Pubblicato più di 9 anni faEdizione del 13 marzo 2015

Ma gli ultimi decreti del Jobs Act non avevano cancellato il lavoro a progetto? E la promessa del premier Matteo Renzi, reiterata in ogni dove, non era quella di «abolire il precariato»? Sì, e ci aveva messo del suo, in quanto a solenni impegni, anche il ministro del Lavoro Giuliano Poletti. Ma no, mica può funzionare così, dai: neppure una deroga? Poletti ha deciso di ritagliarsene una per il suo ministero.

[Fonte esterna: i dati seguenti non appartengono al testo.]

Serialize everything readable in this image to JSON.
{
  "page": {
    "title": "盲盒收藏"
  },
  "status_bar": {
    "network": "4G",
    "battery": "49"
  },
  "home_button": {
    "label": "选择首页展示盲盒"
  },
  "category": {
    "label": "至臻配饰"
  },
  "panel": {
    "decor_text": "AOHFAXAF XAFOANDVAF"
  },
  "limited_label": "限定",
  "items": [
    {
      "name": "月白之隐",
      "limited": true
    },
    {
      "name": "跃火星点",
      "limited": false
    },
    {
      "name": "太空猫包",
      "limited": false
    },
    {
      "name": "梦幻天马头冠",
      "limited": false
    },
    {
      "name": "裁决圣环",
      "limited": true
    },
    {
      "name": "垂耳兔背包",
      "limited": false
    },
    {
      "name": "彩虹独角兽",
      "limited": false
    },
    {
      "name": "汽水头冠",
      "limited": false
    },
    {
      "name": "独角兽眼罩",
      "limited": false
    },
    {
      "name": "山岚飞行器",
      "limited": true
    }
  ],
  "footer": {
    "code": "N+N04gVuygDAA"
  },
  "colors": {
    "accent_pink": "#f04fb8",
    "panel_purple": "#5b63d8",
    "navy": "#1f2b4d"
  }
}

Una via di fuga si trova sempre, e in effetti gli stessi decreti prevedono che la figura del cococò potrà sopravvivere «in presenza di un accordo sindacale»: e siccome adesso al ministro serve poter mantenere in collaborazione 794 lavoratori di Italia Lavoro, agenzia di proprietà pubblica vigilata dal suo stesso ministero, si è messo in testa di chiederla, quella firma al sindacato. Sì, anche a Cgil e Uil, che giusto a fine anno erano scese in piazza contro la sua riforma, e che ancora oggi se possono ne dicono peste e corna.

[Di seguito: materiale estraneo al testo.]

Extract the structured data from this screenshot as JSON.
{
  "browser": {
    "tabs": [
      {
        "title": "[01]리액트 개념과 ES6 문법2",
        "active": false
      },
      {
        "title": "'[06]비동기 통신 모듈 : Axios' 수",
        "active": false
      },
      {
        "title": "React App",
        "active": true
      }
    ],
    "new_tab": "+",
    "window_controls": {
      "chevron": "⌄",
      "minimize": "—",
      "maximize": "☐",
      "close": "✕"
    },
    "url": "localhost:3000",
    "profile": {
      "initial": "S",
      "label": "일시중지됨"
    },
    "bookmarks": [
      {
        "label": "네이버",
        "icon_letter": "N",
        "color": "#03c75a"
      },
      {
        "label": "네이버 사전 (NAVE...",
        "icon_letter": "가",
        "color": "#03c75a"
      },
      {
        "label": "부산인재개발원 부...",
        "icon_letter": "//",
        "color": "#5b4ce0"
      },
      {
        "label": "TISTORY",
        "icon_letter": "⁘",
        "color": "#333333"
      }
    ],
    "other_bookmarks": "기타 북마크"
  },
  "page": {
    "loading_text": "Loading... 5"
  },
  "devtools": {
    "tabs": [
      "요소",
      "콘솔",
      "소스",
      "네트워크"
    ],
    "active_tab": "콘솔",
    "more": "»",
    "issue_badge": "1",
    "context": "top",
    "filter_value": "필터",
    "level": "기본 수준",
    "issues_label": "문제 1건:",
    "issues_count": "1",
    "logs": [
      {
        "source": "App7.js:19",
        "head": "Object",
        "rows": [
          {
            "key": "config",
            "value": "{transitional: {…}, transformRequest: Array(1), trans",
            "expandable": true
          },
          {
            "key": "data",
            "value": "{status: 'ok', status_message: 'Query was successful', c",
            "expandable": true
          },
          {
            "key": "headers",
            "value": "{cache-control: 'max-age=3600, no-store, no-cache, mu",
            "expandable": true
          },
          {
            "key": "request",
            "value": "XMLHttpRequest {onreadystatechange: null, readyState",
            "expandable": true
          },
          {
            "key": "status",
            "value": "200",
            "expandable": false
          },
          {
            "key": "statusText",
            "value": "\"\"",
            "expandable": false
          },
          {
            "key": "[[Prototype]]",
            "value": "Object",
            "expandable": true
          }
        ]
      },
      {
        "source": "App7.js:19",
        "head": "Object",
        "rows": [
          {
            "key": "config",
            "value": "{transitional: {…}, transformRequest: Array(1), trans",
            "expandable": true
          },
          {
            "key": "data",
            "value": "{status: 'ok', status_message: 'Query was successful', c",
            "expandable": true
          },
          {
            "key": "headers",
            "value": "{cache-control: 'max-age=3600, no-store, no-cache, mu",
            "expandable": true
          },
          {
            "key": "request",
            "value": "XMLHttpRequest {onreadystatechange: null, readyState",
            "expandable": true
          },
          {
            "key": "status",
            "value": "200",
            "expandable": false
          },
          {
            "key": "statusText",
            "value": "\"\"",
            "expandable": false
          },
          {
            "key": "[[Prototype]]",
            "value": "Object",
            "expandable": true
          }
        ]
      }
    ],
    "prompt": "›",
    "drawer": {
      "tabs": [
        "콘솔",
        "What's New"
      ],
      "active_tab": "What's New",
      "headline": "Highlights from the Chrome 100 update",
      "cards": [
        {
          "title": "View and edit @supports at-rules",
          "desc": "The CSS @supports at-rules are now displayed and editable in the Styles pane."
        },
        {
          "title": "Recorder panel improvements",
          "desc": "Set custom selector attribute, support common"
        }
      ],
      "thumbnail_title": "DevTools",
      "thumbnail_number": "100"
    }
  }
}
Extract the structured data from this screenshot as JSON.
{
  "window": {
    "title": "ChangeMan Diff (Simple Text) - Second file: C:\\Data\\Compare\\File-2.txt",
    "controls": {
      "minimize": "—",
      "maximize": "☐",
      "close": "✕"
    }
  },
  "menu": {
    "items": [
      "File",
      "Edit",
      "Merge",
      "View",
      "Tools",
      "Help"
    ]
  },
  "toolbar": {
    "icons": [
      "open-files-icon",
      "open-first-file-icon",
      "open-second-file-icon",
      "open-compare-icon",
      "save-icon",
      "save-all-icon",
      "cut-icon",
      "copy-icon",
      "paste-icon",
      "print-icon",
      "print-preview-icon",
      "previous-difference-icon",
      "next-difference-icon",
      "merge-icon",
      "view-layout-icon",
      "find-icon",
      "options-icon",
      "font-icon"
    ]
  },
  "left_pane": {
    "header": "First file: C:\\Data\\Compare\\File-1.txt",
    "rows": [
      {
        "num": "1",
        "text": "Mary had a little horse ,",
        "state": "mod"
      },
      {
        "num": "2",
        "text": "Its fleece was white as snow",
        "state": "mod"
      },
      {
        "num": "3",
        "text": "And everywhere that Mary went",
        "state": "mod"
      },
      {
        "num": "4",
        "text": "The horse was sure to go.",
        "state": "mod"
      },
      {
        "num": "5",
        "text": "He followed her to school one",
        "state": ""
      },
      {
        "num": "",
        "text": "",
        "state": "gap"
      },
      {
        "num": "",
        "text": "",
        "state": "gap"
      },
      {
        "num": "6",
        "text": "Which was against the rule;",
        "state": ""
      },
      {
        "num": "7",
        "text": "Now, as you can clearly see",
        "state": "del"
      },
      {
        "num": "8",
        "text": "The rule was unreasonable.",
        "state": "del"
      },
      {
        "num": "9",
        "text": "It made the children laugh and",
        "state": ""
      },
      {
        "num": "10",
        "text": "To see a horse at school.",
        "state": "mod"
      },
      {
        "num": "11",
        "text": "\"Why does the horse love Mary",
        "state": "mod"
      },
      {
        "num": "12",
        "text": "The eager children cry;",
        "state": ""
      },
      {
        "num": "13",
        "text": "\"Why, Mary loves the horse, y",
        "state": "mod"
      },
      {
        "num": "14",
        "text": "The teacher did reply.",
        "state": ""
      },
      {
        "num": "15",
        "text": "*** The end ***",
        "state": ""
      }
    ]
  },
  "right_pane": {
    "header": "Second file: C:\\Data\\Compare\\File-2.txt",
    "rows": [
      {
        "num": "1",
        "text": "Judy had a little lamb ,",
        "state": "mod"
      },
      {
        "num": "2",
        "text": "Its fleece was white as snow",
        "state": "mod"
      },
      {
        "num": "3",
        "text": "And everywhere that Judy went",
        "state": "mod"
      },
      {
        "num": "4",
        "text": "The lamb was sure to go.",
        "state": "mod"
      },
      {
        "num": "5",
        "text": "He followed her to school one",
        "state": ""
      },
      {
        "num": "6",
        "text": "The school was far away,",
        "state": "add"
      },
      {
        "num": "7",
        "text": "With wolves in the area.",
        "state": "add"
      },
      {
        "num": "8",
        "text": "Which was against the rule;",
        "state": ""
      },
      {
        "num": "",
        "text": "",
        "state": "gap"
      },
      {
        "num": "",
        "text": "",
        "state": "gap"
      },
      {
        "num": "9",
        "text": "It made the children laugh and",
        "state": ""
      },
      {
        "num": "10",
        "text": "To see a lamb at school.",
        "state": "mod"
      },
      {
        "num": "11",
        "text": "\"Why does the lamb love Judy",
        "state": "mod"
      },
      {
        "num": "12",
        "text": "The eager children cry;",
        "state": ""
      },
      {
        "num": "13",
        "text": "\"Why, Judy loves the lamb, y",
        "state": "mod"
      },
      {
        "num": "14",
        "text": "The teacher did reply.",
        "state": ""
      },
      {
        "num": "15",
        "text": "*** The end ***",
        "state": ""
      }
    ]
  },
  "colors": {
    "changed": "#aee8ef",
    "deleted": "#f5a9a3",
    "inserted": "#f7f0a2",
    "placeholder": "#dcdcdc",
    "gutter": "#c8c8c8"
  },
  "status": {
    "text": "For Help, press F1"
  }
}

Ma raccontiamo tutto per ordine. Va detto innanzitutto che Italia Lavoro ha lo statuto di una spa, un’azienda privata, ma la proprietà è detenuta interamente dal ministero dell’Economia, mentre in quanto agenzia espleta funzioni di strumento del dicastero diretto da Poletti: ed è il Welfare a prendere tutte le decisioni che contano. Opera nelle politiche attive del lavoro, in buona sostanza i suoi dipendenti (e collaboratori) affiancano come consulenti gli impiegati dei centri per l’impiego o delle regioni. Ha circa 320 dipendenti a tempo indeterminato, e i restanti sono tutti precari. Ben 794 collaboratori a progetto e circa 180 lavoratori a tempo determinato.

I precari il 31 marzo vanno in scadenza e il loro futuro è un’assoluta nebulosa. Tanto che si sono mobilitati per sollecitare una risposta. Forse illusi da Renzi e Poletti, avranno magari pensato di poter meritare anche loro un bel “contratto a tutele crescenti”, con annessa “bonifica” del precariato. D’altronde, non potrebbe proprio il ministro dimostrare che a casa sua c’è la volontà di fare un bel repulisti? E gli converrebbe pure: potrebbe risparmiare contributi e Irap, grazie al famoso incentivo di 8 mila euro a persona introdotto dalla legge di stabilità; senza contare che i lavoratori dovrebbero, a fronte, firmargli un condono tombale sul pregresso. Ma mica funziona così. Il ministero li vuole trasformare, sì: ma da cocoprò a cococò.

La proposta “indecente” (soprattutto per Cgil e Uil) è arrivata al tavolo due giorni fa, quando i sindacalisti hanno chiesto non solo di sapere se ci sarà lavoro oltre la scadenza del 31 marzo, ma soprattutto di cominciare a riflettere su una possibile stabilizzazione. «La risposta che abbiamo sentito ci ha sorpreso, soprattutto perché pronunciata dentro il ministero del Lavoro – spiega Simone Marinelli, del Nidil Cgil nazionale – “Sapete, il lavoro subordinato costa di più di quello a progetto…”, ci ha detto allargando le braccia il presidente e amministratore di Italia Lavoro, Paolo Reboani». Al tavolo c’erano anche Paolo Pennesi, direttore generale del ministero del Lavoro, e altri due dirigenti dell’agenzia.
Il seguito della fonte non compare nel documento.